Black's lawyers have also said they plan to find out who is paying Wigdor's fees in Ganieva's action against him. Ganieva has agreed to pay Wigdor 38% of any money she received from Black, according to an agreement letter filed in the case.
Ganieva and Wigdor deny the claims against them.
Wigdor filed a motion to dismiss, calling the action "frivolous as a matter of law" and arguing that "Black and his counsel know that there is no evidentiary support or good-faith basis for their contrived and defective 'Rico' [Racketeer Influenced and Corrupt Organizations Act] and 'defamation' claims."
Lawyers for the financier say an amended complaint will be filed in the coming days that will further expose the alleged conspiracy against Black.
Recent court disclosures offer a clue to which direction that may be headed.
Black's lawyers have requested that the presiding judge allow them access to private records involving some of New York's most prominent businessmen, including his partner at Apollo, Josh Harris, the owner of the Premier League football club Crystal Palace, who agitated for Black to step down after Black's payments to Epstein were revealed.
Jonathan Rosen, an attorney for Harris, described Black's insinuations as "desperate and absurd" and denied any connection between Harris and Ganieva or her lawyers.
"Mr Harris has nothing whatsoever to do with the deeply troubling situation Mr Black finds himself in, and any statement or implication otherwise is unhinged at best," Rosen told the Guardian.
Others included in Black's Rico action are Steven Rubenstein, the New York public relations executive whose clients have included Rupert Murdoch, Bill Gates and Donald Trump; and Michael Rubin, a sports merchandise billionaire and co-owner, with Harris, of the NBA's Philadelphia 76ers.
According to court documents, Black's attorneys wanted to know of any contact that Rubenstein had with nine named individuals, including Ganieva, her attorneys and reporters. Rubenstein and Rubin have also objected to being dragged into the case.
Rubenstein's attorneys said in court filings that "any private citizen should be aghast that [a bystander to a lawsuit] could be made the subject of a subpoena calling for all their telephone records simply at the whim of a litigant."

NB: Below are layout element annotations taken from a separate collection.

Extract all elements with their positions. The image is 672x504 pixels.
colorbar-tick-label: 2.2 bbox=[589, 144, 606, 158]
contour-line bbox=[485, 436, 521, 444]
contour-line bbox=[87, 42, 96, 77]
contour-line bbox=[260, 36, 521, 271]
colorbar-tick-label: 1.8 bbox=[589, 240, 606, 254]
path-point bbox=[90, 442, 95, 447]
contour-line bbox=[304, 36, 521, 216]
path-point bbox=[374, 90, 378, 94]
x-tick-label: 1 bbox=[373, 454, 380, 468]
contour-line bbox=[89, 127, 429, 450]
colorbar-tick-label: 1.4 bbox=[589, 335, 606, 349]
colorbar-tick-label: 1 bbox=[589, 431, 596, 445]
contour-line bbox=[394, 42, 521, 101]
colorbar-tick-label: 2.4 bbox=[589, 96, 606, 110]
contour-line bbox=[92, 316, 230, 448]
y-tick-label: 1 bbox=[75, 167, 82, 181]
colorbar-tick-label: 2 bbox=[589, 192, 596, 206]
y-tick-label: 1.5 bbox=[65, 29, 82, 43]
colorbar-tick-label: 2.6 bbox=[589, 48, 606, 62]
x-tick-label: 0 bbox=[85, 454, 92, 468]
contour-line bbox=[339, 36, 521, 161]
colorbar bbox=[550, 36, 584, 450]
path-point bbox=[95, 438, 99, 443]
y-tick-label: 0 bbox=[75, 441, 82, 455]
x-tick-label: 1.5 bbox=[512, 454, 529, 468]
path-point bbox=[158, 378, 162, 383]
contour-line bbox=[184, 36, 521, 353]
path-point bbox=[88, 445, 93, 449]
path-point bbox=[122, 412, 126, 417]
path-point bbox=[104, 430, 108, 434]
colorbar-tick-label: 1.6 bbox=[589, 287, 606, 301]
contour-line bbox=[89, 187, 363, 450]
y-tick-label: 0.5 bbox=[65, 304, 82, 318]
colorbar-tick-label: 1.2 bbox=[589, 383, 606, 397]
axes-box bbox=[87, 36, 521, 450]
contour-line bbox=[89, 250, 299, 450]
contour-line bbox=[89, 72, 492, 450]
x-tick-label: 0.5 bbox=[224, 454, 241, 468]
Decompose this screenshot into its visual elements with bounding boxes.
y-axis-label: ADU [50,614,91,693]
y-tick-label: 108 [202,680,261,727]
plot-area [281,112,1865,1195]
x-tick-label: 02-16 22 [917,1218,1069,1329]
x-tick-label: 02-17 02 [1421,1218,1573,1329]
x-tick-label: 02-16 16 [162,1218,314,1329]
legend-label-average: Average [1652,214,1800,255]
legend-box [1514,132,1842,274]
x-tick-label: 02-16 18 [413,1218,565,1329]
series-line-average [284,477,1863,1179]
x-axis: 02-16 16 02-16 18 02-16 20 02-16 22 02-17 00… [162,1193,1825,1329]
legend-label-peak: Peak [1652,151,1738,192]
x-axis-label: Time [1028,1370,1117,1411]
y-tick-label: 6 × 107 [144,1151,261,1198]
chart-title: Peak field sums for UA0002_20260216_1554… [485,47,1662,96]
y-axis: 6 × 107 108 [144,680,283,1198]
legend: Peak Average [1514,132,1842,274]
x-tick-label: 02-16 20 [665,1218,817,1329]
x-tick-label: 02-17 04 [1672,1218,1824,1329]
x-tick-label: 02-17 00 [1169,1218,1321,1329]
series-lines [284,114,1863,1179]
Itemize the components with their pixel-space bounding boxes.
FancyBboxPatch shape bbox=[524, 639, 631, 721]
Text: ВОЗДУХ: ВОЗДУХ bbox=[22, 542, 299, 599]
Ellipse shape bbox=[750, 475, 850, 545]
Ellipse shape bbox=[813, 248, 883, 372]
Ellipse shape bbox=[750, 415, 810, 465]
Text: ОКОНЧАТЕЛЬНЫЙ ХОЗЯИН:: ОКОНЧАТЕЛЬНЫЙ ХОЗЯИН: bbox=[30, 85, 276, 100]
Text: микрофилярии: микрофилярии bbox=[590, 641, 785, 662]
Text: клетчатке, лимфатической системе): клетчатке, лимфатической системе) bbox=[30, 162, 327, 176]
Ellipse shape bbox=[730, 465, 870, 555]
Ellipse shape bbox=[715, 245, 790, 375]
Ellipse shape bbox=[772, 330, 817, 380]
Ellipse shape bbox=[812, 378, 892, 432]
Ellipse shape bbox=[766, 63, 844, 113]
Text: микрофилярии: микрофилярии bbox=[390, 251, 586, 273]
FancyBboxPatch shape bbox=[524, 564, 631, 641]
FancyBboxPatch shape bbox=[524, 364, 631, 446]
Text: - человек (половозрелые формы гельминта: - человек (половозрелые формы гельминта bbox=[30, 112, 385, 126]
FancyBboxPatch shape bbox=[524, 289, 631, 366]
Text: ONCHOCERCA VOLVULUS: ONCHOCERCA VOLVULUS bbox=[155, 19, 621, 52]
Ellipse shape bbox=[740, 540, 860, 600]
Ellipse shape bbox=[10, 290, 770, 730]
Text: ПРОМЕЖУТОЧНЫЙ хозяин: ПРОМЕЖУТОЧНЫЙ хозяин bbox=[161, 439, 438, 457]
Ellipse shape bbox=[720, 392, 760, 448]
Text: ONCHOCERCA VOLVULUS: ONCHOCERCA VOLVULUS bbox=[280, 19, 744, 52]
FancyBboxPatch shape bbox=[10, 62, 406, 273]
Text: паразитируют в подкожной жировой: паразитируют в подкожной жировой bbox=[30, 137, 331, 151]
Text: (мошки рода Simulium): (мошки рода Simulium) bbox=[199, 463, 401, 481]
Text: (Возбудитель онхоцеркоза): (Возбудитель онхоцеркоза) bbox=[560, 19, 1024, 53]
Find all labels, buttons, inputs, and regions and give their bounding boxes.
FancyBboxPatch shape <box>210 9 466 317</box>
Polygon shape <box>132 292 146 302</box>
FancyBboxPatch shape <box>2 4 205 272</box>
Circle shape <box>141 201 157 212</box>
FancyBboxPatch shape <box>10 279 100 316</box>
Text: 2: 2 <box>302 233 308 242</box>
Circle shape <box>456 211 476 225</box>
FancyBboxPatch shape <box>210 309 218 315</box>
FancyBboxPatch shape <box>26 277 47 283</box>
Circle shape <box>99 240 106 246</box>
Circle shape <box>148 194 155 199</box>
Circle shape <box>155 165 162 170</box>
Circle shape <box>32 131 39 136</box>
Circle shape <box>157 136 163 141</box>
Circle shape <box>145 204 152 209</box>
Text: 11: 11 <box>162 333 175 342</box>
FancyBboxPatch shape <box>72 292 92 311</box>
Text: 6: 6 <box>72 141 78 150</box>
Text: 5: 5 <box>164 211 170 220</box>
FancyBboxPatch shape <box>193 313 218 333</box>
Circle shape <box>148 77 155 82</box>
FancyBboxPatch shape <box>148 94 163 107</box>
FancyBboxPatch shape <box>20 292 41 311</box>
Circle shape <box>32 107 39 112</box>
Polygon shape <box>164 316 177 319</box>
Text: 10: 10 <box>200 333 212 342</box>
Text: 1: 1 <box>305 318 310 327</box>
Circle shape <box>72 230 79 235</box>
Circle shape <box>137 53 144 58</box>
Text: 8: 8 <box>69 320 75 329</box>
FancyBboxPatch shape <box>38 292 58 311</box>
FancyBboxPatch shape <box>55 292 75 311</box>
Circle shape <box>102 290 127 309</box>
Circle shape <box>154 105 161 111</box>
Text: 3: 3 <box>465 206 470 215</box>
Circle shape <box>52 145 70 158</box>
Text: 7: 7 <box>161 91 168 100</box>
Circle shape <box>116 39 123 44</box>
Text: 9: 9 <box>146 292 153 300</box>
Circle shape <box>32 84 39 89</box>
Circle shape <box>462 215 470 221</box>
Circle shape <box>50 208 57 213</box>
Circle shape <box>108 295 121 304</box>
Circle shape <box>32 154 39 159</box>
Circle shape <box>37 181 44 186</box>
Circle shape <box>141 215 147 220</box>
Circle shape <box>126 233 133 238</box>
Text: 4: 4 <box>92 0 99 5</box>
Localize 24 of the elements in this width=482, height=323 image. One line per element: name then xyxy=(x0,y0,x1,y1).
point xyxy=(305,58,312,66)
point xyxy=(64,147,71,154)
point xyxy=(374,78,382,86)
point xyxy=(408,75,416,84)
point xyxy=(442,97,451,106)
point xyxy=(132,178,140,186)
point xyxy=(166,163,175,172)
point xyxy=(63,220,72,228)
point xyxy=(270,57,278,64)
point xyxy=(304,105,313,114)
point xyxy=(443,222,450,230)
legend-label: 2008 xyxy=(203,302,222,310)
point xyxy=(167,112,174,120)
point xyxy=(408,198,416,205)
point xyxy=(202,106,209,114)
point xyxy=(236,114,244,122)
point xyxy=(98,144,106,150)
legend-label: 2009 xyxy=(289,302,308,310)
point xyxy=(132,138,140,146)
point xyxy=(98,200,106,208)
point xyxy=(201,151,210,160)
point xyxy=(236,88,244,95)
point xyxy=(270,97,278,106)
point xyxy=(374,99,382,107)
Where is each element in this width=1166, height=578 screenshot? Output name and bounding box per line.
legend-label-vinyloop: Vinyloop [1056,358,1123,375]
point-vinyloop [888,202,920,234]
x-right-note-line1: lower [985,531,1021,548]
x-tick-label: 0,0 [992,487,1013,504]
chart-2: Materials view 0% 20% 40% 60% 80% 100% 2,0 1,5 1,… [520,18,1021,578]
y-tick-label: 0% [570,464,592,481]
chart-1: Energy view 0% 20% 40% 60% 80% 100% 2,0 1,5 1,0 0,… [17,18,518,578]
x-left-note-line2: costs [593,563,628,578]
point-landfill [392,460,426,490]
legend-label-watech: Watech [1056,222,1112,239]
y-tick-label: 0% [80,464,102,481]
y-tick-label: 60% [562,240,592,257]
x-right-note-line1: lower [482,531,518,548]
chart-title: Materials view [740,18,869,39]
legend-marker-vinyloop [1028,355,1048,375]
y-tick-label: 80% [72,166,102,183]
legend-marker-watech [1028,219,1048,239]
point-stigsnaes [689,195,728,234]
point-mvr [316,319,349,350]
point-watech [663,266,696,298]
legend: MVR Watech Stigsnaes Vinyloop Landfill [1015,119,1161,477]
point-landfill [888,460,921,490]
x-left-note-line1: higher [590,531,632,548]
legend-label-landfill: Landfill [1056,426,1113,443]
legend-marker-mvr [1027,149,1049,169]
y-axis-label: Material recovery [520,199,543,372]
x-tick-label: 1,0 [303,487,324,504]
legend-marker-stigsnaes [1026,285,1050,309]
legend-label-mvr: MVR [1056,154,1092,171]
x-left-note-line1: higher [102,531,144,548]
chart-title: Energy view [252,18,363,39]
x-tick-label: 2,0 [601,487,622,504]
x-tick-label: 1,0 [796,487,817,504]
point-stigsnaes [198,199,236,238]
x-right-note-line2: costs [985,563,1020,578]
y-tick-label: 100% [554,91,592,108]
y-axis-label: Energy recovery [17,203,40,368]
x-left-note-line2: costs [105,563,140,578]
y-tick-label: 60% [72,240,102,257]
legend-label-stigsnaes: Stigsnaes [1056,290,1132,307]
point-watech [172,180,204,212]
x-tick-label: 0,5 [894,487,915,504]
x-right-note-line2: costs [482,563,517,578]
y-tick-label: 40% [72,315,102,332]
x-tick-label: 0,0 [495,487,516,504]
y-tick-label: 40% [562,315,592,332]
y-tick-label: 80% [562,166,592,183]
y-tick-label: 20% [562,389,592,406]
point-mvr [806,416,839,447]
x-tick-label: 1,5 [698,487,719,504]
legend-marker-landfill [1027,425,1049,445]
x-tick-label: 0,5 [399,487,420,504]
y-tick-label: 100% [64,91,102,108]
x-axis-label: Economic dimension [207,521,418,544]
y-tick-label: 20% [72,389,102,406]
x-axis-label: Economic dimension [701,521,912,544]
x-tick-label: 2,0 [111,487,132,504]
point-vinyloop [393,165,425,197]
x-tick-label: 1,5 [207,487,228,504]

Jeanne Christensen, a lawyer at Wigdor named in the action, believes that instead of filing a counter-claim in Ganieva's original state court claim against the financier, Black had filed a new case in federal court that potentially moves faster.
"He's basically just trying to intimidate our client by filing a separate lawsuit against her," Christensen told the Guardian. "It's a tactic to cause potential division between her and her lawyers. He's hitting her from as many sides as he can. It's pretty bad."
Bennett Gershman, a former prosecutor in the New York state anti-corruption office who teaches law at Pace University, said he could not think of another civil sexual harassment case that has been returned in another court with a Rico complaint.
"This is well beyond what you usually see," Gershman told the Guardian.
"I've never seen a litigant bring a Rico action against a woman who we thought had settled to the tune of a million dollars a year. It's spinning out of control in terms of being personal, vindictive and inflammatory. US litigation is often adversarial and contentious, but this is well beyond that. They're going at it tooth and nail."